Я склонил голову, чувствуя, как горячая краска заливает щеки. Мир этих людей прост и ясен, здесь не принято усложнять себе жизнь. И чем больше времени я провожу с богатырями, тем больше правил моего Отражения кажутся мне… не вполне правильными.
Алеша хлопнул меня по плечу:
- Ты главное-то понял, дурилка? Почему  светлый князь решил на заставы Огонь послать, вместо, скажем, мечей?
- А в самом деле, почему? – осторожно уточнил я. – Я думал, войны ведутся мечами.
- Ошибаешься, - рыкнул негромко Илья. – Мечей острых на Руси преизрядно, и все в дружину Владимира стремятся. Да вот Русь не только топорами и копьями защищать надобно.
- Объясни, - попросил я.
- Сам поймешь, - отрезал Муромец. Помолчал и добавил задумчиво:
- Наверное…
- Ага, - хохотнул Попович. – Когда-нибудь… когда сухая верба на горе раком свистнет.
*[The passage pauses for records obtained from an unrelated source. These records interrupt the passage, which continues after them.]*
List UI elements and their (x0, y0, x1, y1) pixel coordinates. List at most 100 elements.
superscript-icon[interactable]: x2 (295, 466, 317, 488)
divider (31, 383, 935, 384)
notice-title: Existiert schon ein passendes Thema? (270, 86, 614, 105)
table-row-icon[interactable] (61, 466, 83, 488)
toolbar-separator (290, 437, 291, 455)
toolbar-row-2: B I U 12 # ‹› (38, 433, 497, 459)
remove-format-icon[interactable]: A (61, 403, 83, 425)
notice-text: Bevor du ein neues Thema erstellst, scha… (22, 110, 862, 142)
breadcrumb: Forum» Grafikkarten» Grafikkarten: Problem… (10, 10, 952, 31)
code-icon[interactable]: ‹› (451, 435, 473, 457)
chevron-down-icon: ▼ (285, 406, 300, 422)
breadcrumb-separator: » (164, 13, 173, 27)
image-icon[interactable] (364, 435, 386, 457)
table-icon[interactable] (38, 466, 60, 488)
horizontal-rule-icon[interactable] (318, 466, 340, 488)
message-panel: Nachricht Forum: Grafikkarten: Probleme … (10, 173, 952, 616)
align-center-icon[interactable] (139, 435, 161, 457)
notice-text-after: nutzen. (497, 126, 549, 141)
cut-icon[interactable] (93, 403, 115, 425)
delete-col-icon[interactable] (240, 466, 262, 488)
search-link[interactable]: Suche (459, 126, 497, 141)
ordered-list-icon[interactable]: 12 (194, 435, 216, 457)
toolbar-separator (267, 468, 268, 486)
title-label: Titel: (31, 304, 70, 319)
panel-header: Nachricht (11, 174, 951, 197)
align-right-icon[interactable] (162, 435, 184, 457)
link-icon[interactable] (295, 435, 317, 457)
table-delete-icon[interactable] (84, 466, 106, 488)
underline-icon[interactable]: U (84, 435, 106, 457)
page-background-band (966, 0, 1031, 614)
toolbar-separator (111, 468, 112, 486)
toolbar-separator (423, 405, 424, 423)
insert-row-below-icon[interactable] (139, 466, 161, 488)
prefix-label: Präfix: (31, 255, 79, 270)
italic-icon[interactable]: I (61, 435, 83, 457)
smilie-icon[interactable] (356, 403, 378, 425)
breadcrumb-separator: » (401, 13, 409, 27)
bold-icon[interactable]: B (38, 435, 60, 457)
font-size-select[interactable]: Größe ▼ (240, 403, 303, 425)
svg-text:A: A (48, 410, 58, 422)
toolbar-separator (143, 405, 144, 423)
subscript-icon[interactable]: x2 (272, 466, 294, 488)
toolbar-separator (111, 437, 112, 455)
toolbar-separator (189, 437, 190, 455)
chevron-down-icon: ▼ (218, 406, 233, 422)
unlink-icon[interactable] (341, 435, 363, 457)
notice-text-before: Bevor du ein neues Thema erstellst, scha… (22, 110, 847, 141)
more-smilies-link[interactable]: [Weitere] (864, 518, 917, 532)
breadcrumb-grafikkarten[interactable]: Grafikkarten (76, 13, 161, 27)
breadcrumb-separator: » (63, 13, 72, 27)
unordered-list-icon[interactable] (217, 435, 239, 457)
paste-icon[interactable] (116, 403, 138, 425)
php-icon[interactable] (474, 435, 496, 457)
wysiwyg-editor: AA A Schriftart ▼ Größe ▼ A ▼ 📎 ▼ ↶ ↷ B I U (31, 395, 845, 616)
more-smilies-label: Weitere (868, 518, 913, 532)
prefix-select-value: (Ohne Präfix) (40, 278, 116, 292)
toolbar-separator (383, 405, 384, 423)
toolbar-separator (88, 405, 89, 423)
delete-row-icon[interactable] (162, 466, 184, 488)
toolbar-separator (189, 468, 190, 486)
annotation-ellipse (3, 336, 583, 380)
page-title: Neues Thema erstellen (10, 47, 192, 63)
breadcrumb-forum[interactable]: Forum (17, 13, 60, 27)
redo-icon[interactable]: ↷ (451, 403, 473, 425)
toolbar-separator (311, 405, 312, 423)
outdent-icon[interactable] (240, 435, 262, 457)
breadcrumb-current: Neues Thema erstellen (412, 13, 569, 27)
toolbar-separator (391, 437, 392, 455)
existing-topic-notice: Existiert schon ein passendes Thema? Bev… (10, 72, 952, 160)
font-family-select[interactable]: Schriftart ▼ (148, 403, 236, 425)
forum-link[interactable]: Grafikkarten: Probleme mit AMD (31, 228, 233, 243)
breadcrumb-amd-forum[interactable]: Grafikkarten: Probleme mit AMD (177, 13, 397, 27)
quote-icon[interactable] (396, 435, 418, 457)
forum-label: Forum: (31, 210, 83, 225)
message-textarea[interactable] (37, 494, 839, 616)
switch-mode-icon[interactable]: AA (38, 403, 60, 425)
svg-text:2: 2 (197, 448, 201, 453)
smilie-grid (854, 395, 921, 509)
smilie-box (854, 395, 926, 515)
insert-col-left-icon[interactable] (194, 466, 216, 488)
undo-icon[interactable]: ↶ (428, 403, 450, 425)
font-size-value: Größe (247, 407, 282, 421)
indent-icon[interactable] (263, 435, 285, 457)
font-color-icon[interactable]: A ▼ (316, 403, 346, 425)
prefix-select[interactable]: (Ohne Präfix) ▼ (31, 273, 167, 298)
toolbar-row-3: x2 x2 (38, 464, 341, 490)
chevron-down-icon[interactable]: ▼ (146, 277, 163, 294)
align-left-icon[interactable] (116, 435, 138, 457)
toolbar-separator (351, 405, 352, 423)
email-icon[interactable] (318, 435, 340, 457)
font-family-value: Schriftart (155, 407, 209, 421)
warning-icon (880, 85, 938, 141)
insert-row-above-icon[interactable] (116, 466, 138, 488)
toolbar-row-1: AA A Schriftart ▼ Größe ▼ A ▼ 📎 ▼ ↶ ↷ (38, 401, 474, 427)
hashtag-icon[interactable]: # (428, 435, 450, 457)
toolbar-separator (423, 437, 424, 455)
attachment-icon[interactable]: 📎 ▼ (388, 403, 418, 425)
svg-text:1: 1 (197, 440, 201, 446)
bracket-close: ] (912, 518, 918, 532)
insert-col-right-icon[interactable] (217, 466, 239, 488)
Я обиделся, хоть и понимал, что Алеша шутит не со зла, а просто потому, что не мыслит себе иной жизни. А вот Муромец неожиданно заинтересовался:
- Это что за примета?
- Самая верная! – с серьезным лицом заявил Попович. – Но бывает нечасто, нечасто…
- А почему? – допытывался Илья.
- Редкий рак доползет до горы, где растет верба. Тем более в засуху!
Попович, хохоча как злой дух, ушел в темноту, а Муромец еще долго скреб в затылке, пытаясь понять, как верба может свистеть в рака.